DePaul prof: 'American Islam' is a difficult idea

by Tracy Landers | 5/6/02 5:00am

Professor Aminah B. McCloud, an Islamic legal expert from DePaul University in Chicago, opened Islamic Awareness Week last Friday evening with a sparsely attended but controversial speech about the relationship between Islam and the United States in the post-Sept. 11 era.

McCloud's honesty about the difficulties of creating an "American Islam" left little room for an optimistic vision of the future. Nevertheless, her deep knowledge of Islam, as a Fulbright Scholar, author of more than 20 articles on Islam and believer since her undergraduate career in the '60s, provided insight on a difficult topic.

She began by praising Dartmouth's efforts to create an environment in which Muslim students could practice an authentic version of their religious faith. Despite the much larger size of DePaul, she said they have nothing like the Pavilion dining hall.

Initially outlining the 400-year-old history of Islam in America, McCloud went on to discuss the multiculturalism that exists in today's growing Muslim population. While she said that all Muslims share a core set of disciplines and beliefs, she emphasized the diversity of Islamic people who co-exist in the United States. She used the example of Inuit Muslims to illustrate her point.

"Inuit Muslims in Anchorage, after 9/11, are combining old history with new events." These Alaskan Muslims do not see a difference between discrimination after Sept. 11 and the history of oppression on native peoples by the American government, McCloud said.

She said that the interests of this particular group of Muslims is different from those of Japanese or Middle Eastern Muslims, which explains why "everyone's gotten back into their ethnic corners."

Another barrier to the creation of an American Islam, according to McCloud, is the cultural gap between first-generation "old" Muslims and "new" Muslims who have begun to appropriate American ideals such as individualism.

"Individualism is certainly at odds with Islam, where the unity lies in the family," McCloud said. She said that the first sign of an Islamic family's shift toward cultural appropriation was sending their children away to college, a practice that does not happen in "old" Muslim households.

To solve these difficult problems, McCloud said, "there is going to have to emerge an Islam that looks like the Koran. Things have to go back to being in the categories to which they belong."

McCloud has devoted her life to the search for this unifying new type of Islam based on religious texts rather than culture or dogma.

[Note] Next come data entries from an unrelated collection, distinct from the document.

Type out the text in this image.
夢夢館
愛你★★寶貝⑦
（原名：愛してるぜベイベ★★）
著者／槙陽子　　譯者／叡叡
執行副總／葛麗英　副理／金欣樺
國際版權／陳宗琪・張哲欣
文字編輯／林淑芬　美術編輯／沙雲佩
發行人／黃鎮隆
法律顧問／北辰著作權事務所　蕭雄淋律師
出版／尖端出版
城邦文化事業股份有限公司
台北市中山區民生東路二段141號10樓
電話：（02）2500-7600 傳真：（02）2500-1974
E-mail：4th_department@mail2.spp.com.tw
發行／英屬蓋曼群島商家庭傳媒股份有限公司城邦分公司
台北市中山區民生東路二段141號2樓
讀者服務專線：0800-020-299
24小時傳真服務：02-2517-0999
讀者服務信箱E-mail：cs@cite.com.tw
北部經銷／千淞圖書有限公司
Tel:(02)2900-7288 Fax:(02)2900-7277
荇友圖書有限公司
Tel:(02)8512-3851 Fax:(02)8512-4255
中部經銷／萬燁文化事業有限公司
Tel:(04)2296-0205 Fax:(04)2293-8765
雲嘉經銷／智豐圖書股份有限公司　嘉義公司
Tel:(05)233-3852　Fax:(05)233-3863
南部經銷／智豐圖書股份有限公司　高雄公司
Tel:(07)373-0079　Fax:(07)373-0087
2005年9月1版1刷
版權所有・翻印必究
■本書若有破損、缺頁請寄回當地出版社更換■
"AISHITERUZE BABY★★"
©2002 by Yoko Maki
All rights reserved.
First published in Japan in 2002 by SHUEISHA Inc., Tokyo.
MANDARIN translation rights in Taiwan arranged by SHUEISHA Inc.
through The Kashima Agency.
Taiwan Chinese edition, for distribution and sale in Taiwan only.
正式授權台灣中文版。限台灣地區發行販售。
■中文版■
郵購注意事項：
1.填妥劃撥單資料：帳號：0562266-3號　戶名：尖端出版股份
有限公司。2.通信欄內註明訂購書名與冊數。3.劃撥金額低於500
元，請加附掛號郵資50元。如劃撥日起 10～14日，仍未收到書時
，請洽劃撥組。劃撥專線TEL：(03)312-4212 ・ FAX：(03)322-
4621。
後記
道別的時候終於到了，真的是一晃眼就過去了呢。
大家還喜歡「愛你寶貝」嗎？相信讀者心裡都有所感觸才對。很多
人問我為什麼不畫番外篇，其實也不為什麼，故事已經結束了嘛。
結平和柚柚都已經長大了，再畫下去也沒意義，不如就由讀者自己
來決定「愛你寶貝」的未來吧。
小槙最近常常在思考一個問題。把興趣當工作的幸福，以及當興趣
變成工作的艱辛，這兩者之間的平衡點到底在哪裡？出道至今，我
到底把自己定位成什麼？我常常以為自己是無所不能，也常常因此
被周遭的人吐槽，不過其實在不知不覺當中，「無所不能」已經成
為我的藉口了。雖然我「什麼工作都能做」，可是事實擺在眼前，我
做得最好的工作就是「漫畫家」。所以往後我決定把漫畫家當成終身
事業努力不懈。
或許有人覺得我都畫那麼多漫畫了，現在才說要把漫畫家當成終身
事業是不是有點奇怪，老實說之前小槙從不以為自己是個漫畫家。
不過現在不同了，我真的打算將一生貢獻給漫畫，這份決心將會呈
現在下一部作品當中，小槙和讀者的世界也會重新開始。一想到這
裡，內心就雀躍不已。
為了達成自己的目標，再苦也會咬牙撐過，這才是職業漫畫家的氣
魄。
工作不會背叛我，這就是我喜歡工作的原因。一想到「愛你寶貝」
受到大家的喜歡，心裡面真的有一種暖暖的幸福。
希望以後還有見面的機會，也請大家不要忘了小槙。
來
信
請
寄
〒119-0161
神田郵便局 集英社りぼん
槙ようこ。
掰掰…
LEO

"Right now my major focus is on finding out what the Koran really says," McCloud said of her academic research. Despite the difficulty of finding a common ground between Islamic faith and American culture, McCloud said that democracy and Islam are not necessarily mutually exclusive.

"It depends what you mean by democracy ... if democracy doesn't have God as its sovereign, Muslims won't choose democracy," she said, pointing out that America's democratic rhetoric "doesn't help us. We can't ask other people to practice our kind of government."

According to McCloud, another major obstacle to the incorporation of Islamic and American identities is the media representation of Muslims. McCloud took issue with the depiction of Muslim life as typified by "sand, hordes, dancing girls with baubles, the Kabala and harems." She said that this image has been perpetuated in hundreds of films and television shows since 1912.

"Americans aren't uninformed about Islam, it's just that the picture doesn't fit," she continued. At the same time, McCloud did not offer an example of how Americans could be better informed about the reality of Muslim life, and was pessimistic about the value of cultural education.

"What would telling people the tenets of Islam do?" McCloud asked, doubting whether non-Muslim Americans people would ever be able to accept Muslims despite the acquisition of accurate knowledge.

McCloud emphasized that Muslims shouldn't be defensive or apologetic about what happened on Sept. 11. At the same time, she said that most people in the United States have reacted to the events of last September with incredible apathy compared to how people reacted to past historic events.

"One of the things that has amazed me is that 9/11 has been widely spoken of as the most important event in modern American history, but we haven't paid even a fraction of the amount of attention [to Sept. 11] that we did to the Vietnam War."

"I accepted Islam as a freshman in college, at the time of the Nigerian Civil War. The Muslim students weren't complacent ... we were very vocal," McCloud said to show how times have changed.

McCloud's speech was sponsored by Al-Nur, the Muslim Student Association at Dartmouth, as part of their weeklong attempt to raise awareness of the Islamic faith in the context of Sept. 11 and the current war on terrorism.